İlk ve ortaöğrenim müfredatlarına, bilgi teknolojilerine ilişkin dersler koyarak, bu alanda öğrencilerimizin ufuklarını açtık. Teknoparklarımızda, üniversite-sanayi işbirliğiyle 11 bin 158 firma ve 116 bin 321 personel ortak üretim yapıyor. Toplam 61 bin 500 projeyi tamamladık, 15 bin 955 projemiz devam ediyor. TÜBİTAK Akademik Araştırma Geliştirme programlarıyla 32 bin 940 projeye toplam 128 milyar lira tutarında destek sağladık. Bilim İnsanı Destekleri kapsamında, 381 bin 730 bilim insanına 35 milyar liralık destek verdik. Özel sektöre yönelik yürütülen destek programları kapsamında ise 26 bin 447 projeyi,109 milyar lira kaynakla destekledik."
Cumhurbaşkanı Erdoğan, TEKNOFEST yarışmalarıyla gençleri büyük bir heyecanla "icat peşinde koşmaya" teşvik ettiklerine işaret ederek, bu yıl 9'uncusu düzenlenen TEKNOFEST'e 50 farklı kategoride, 790 binden fazla takımın başvurduğuna dikkati çekti.
Gençlerin ve bilim insanlarının, imkan tanındığı, önlerine engel konulmadığı takdirde neleri başarabileceğini ve başarabildiklerini çok iyi gördüklerinin altını çizen Erdoğan, "Düzenlediğimiz araştırma projesi yarışmaları, ulusal ve uluslararası bilim olimpiyatları ile çocuklarımızı bilim insanı olma ve girişimcilik konusunda geleceğe hazırlıyoruz. Görüldüğü üzere, çağın gerisinde kalan değil, çağa liderlik eden büyük ve güçlü Türkiye hedefine emin adımlarla ilerliyoruz. Sabun köpüğü gibi gelip geçen mevzi başarılarla yetinmek istemiyoruz. Ülke ve millet olarak yere sağlam basıyor, adımları sağlam atıyoruz. Planlarımızı orta ve uzun vadeli yapıyoruz." şeklinde konuştu.

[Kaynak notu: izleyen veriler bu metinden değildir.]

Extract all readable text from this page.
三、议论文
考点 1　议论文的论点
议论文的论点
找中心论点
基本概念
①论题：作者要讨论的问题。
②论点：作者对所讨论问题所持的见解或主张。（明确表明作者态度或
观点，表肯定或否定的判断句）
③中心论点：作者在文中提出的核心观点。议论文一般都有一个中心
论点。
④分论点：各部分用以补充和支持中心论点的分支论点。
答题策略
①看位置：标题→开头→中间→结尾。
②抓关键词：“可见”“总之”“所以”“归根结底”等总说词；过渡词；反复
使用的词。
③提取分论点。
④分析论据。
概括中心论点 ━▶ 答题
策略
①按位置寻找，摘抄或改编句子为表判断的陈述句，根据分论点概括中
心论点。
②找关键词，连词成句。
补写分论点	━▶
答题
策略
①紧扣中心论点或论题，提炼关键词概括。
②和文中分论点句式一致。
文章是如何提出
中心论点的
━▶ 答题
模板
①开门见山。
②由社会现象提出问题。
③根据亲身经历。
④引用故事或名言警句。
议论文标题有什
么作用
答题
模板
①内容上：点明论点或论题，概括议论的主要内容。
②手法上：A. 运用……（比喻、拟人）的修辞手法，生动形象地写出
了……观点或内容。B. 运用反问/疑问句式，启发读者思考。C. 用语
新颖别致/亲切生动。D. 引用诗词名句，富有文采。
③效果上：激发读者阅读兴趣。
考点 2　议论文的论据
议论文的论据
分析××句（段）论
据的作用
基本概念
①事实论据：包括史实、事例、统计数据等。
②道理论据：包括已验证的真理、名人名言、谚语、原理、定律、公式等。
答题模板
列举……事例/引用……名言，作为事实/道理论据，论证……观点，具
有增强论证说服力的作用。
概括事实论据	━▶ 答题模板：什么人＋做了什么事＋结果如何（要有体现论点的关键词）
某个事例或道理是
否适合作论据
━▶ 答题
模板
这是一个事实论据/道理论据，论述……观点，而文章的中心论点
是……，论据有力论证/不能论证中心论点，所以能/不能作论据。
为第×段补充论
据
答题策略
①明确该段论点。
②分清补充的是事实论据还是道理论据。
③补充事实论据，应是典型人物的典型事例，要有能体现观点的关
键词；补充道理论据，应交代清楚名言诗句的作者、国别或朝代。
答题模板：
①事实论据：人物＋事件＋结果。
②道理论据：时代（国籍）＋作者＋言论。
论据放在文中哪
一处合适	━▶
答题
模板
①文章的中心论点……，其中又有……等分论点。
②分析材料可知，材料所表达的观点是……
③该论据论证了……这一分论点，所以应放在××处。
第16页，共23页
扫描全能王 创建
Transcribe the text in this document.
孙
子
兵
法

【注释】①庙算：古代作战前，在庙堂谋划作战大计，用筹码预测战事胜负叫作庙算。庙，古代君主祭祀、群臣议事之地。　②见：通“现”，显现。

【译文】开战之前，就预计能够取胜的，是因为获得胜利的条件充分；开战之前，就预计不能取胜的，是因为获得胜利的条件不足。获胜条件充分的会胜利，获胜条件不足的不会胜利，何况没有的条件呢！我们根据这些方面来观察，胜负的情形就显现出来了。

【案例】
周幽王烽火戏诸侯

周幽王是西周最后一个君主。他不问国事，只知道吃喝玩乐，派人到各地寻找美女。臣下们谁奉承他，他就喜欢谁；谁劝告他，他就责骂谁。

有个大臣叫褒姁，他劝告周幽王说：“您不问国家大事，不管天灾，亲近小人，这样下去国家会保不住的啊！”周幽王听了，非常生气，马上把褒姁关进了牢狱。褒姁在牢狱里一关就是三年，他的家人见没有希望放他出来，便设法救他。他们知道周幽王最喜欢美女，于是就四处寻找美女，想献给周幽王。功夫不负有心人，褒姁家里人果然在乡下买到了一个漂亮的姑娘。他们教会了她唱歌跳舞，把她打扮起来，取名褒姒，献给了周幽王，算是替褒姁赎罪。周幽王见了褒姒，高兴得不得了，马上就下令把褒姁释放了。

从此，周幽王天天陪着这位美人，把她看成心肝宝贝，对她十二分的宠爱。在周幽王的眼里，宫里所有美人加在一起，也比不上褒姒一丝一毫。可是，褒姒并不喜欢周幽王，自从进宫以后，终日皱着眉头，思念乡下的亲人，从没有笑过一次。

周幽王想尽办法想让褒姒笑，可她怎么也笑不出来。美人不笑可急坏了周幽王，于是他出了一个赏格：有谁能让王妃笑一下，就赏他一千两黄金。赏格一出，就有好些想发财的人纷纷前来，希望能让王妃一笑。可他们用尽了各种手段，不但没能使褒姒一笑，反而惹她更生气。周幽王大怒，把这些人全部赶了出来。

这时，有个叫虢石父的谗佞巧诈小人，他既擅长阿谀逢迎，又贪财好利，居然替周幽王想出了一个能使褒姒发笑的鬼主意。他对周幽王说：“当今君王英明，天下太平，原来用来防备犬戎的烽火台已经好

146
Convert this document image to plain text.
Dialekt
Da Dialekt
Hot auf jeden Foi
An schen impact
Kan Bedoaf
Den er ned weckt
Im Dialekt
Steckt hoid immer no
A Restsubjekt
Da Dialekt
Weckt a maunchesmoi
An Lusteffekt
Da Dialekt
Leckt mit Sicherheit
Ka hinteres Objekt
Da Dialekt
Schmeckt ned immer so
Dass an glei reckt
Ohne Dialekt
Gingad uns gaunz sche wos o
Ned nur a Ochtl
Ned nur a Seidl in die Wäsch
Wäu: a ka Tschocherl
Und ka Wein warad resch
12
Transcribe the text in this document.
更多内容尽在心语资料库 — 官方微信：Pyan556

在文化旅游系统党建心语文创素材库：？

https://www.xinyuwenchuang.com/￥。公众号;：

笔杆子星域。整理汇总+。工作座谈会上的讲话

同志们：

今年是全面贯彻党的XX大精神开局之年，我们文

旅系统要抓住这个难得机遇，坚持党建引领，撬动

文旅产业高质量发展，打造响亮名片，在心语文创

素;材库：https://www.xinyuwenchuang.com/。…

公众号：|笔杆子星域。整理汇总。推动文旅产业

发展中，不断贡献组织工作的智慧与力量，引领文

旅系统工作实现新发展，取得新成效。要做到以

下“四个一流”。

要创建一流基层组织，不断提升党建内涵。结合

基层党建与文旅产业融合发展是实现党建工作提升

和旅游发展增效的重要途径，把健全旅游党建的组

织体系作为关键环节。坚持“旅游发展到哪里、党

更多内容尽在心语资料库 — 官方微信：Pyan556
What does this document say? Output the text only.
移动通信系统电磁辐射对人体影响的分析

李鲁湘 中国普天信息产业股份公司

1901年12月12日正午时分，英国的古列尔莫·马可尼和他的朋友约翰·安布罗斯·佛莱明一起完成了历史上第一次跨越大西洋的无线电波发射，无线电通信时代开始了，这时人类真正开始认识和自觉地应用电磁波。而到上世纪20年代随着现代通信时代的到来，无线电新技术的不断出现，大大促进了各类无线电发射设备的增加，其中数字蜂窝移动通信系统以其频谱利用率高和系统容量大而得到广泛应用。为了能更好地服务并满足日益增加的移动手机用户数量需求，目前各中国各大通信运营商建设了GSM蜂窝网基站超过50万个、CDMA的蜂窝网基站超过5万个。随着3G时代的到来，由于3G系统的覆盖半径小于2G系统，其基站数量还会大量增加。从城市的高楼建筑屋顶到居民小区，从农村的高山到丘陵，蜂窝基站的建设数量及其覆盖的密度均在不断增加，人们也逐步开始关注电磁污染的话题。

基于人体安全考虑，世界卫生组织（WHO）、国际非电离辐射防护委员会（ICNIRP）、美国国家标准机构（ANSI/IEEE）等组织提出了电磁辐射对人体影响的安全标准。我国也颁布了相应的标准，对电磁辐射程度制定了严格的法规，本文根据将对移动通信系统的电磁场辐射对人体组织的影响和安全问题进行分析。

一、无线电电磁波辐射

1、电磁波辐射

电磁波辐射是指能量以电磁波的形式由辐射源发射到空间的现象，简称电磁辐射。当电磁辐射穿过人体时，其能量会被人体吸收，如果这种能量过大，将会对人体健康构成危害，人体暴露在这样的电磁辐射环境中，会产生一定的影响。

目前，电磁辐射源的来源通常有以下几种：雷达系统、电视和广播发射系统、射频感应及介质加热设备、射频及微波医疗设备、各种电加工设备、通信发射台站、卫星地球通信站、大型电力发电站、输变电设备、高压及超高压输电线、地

Cumhurbaşkanı Erdoğan, sözlerini şöyle sürdürdü:
"2002'ye göre bugün çok iyi bir konumdayız. İnşallah gelecekte çok daha iyi seviyelerde olacağız. Sadece kendimiz için değil, umudunu bize bağlamış olanlar için de bunu başaracağız. Şu gerçeği Suriye başta olmak üzere son dönemde bölgemizde yaşanan her hadise bizlere hatırlatmaktadır, Türkiye, Türkiye'den daha büyüktür. Millet olarak ufkumuzu 782 bin kilometrekareyle sınırlandıramayız. İnsan nasıl kaderinden kaçarak kurtulamazsa, Türkiye ve Türk milleti de mukadderatından kaçamaz, saklanamaz. Tarihin, millet olarak bize yüklediği misyonu görmek, kabul etmek ve buna göre davranmak mecburiyetindeyiz. Kendi ülkelerine, başkalarının gözünden bakanlar bunu fark edemeyebilir. Burunlarının dibini dahi görmekten aciz olanlar bunu anlamayabilir. 'Türkiye'nin Libya'da, Suriye'de, Somali'de ne işi var?' diye soranlar bu vizyonu ve misyonu idrak edemeyebilir.
Türkiye'nin 22 yılda nasıl büyük bir değişim geçirdiğini bilmeyenler, olayların seyrini kavramakta zorlanabilir ama biz bunu görüyoruz, süreçleri okuyoruz, çağrılara kulak tıkamıyoruz. Türkiye'nin başarılarına sevinemeyenleri kendi haset dolu dünyalarında vehimleriyle, korkularıyla, komplo teorileriyle, safsata ve hezeyanlarıyla baş başa bırakıyoruz. Milletiyle duygudaşlığını kaybetmiş olanlara ne söylesek boş, ne anlatsak faydasız. Biz, onlarla vakit kaybetmeyeceğiz. Biz, hep olduğu gibi önümüze bakacağız, hedeflerimize odaklanacağız. Bu kutlu yolculukta sizlerin de üzerinize düşen her türlü sorumluluğu en güzel şekilde yerine getireceğinize inanıyorum."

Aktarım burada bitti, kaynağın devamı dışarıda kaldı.